J’étais intimidée à l’idée de rencontrer cette nouvelle famille, curieuse de découvrir mes frères et sœurs

Emilie, raconte comment elle retrouve son père et une autre famille

Émilie a alors 33 ans, voilà cinq ans qu’elle sait, et qu’elle garde ce secret au fond d’elle. "Il me manquait quelque chose, et là, on vient m’apporter une nouvelle brique dans ma construction".

Elles échangent des photos, décident de s’appeler. Toute la famille habite juste en face de l’école d’acteur-actrice d’Emilie ! Sans le savoir, elle est souvent proche d’eux. Son père tient une serrurerie dans laquelle elle aurait pu entrer…

Lors de cette conversation, elles conviennent d’une rencontre. Elle aura lieu… Un jour plus tard. Sans doute en raison du temps perdu qu’il faut rattraper. "J’étais intimidée à l’idée de rencontrer cette nouvelle famille, curieuse de découvrir mes frères et sœurs".

Nouvelle famille, nouvelles racines

La nouvelle famille d’Emilie l’accueille "à bras plus qu’ouverts (rires) ils sont extrêmement chaleureux ! Ils sont séfarades (de religion juive) et au bout de trente minutes d’échanges, ont appelé toute la famille aux quatre coins du monde pour leur dire on a retrouvé la fille de René".
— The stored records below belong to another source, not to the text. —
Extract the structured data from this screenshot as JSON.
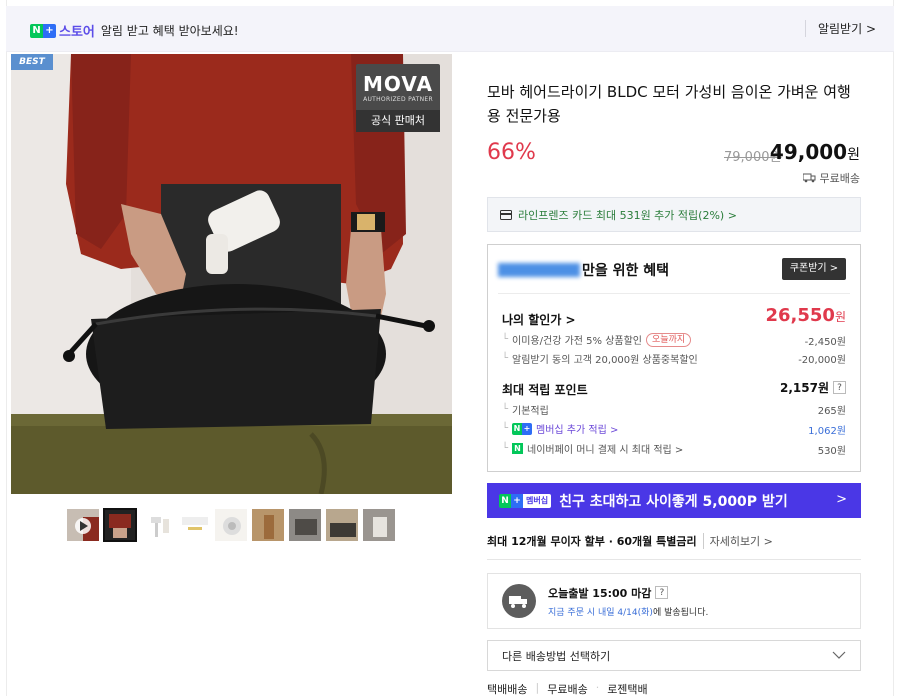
{
  "notice": {
    "brand": "스토어",
    "text": "알림 받고 혜택 받아보세요!",
    "button": "알림받기 >"
  },
  "hero": {
    "best_tag": "BEST",
    "mova_logo": "MOVA",
    "mova_sub": "AUTHORIZED PATNER",
    "mova_official": "공식 판매처"
  },
  "thumbnails": [
    {
      "name": "video",
      "active": false
    },
    {
      "name": "thumb-2",
      "active": true
    },
    {
      "name": "thumb-3",
      "active": false
    },
    {
      "name": "thumb-4",
      "active": false
    },
    {
      "name": "thumb-5",
      "active": false
    },
    {
      "name": "thumb-6",
      "active": false
    },
    {
      "name": "thumb-7",
      "active": false
    },
    {
      "name": "thumb-8",
      "active": false
    },
    {
      "name": "thumb-9",
      "active": false
    }
  ],
  "product": {
    "title": "모바 헤어드라이기 BLDC 모터 가성비 음이온 가벼운 여행용 전문가용",
    "discount": "66%",
    "original_price": "79,000원",
    "sale_price": "49,000",
    "sale_unit": "원",
    "shipping": "무료배송"
  },
  "card_benefit": "라인프렌즈 카드 최대 531원 추가 적립(2%) >",
  "benefit": {
    "head_suffix": "만을 위한 혜택",
    "coupon_button": "쿠폰받기 >",
    "my_discount_label": "나의 할인가 >",
    "my_discount_value": "26,550",
    "my_discount_unit": "원",
    "sub1_label": "이미용/건강 가전 5% 상품할인",
    "sub1_tag": "오늘까지",
    "sub1_value": "-2,450원",
    "sub2_label": "알림받기 동의 고객 20,000원 상품중복할인",
    "sub2_value": "-20,000원",
    "points_label": "최대 적립 포인트",
    "points_value": "2,157원",
    "base_label": "기본적립",
    "base_value": "265원",
    "member_label": "멤버십 추가 적립 >",
    "member_value": "1,062원",
    "npay_label": "네이버페이 머니 결제 시 최대 적립 >",
    "npay_value": "530원"
  },
  "promo": {
    "badge": "멤버십",
    "text": "친구 초대하고 사이좋게 5,000P 받기",
    "arrow": ">"
  },
  "installment": {
    "text": "최대 12개월 무이자 할부 · 60개월 특별금리",
    "more": "자세히보기 >"
  },
  "delivery": {
    "line1": "오늘출발 15:00 마감",
    "line2_prefix": "지금 주문 시",
    "line2_date": "내일 4/14(화)",
    "line2_suffix": "에 발송됩니다."
  },
  "ship_select": "다른 배송방법 선택하기",
  "ship_methods": [
    "택배배송",
    "무료배송",
    "로젠택배"
  ],
  "colors": {
    "accent_red": "#e0394c",
    "promo_purple": "#4a37e6",
    "naver_green": "#03c75a"
  }
}
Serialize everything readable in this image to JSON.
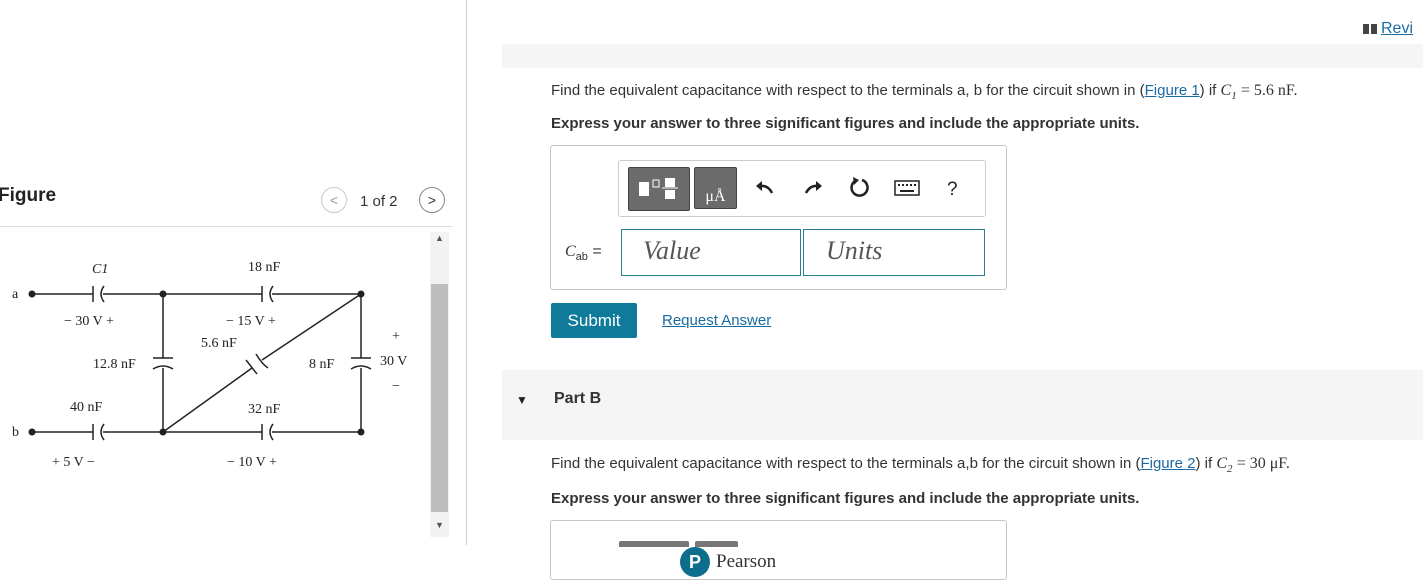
{
  "figure_panel": {
    "title": "Figure",
    "page_indicator": "1 of 2",
    "prev_symbol": "<",
    "next_symbol": ">",
    "circuit_labels": {
      "node_a": "a",
      "node_b": "b",
      "c1": "C1",
      "c1_voltage": "− 30 V +",
      "c_18nF": "18 nF",
      "c_18nF_voltage": "− 15 V +",
      "c_5_6nF": "5.6 nF",
      "c_12_8nF": "12.8 nF",
      "c_8nF": "8 nF",
      "c_8nF_voltage_plus": "+",
      "c_8nF_voltage": "30 V",
      "c_8nF_voltage_minus": "−",
      "c_40nF": "40 nF",
      "c_40nF_voltage": "+ 5 V −",
      "c_32nF": "32 nF",
      "c_32nF_voltage": "− 10 V +"
    }
  },
  "header": {
    "review_label": "Revi"
  },
  "part_a": {
    "question_prefix": "Find the equivalent capacitance with respect to the terminals a, b for the circuit shown in (",
    "figure_link": "Figure 1",
    "question_mid": ") if ",
    "c1_value": "= 5.6 nF.",
    "instruction": "Express your answer to three significant figures and include the appropriate units.",
    "answer_label": "= ",
    "value_placeholder": "Value",
    "units_placeholder": "Units",
    "toolbar": {
      "units_button_text": "μÅ",
      "help_symbol": "?"
    },
    "submit_label": "Submit",
    "request_label": "Request Answer"
  },
  "part_b": {
    "label": "Part B",
    "question_prefix": "Find the equivalent capacitance with respect to the terminals a,b for the circuit shown in (",
    "figure_link": "Figure 2",
    "question_mid": ") if ",
    "c2_value": "= 30 μF.",
    "instruction": "Express your answer to three significant figures and include the appropriate units."
  },
  "footer": {
    "brand": "Pearson",
    "brand_initial": "P"
  }
}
C’est ainsi qu’Emilie découvre ses nouvelles racines. Ils sont tous partis deux fois en vacances en Israël. Émilie y est retournée plusieurs fois seule "Je m’y sens bien, c’est une terre qui résonne en moi." Elle a même commencé à apprendre l’Hébreux durant le premier confinement (2020) et continue aujourd’hui (même si elle pratique déjà bien cette langue).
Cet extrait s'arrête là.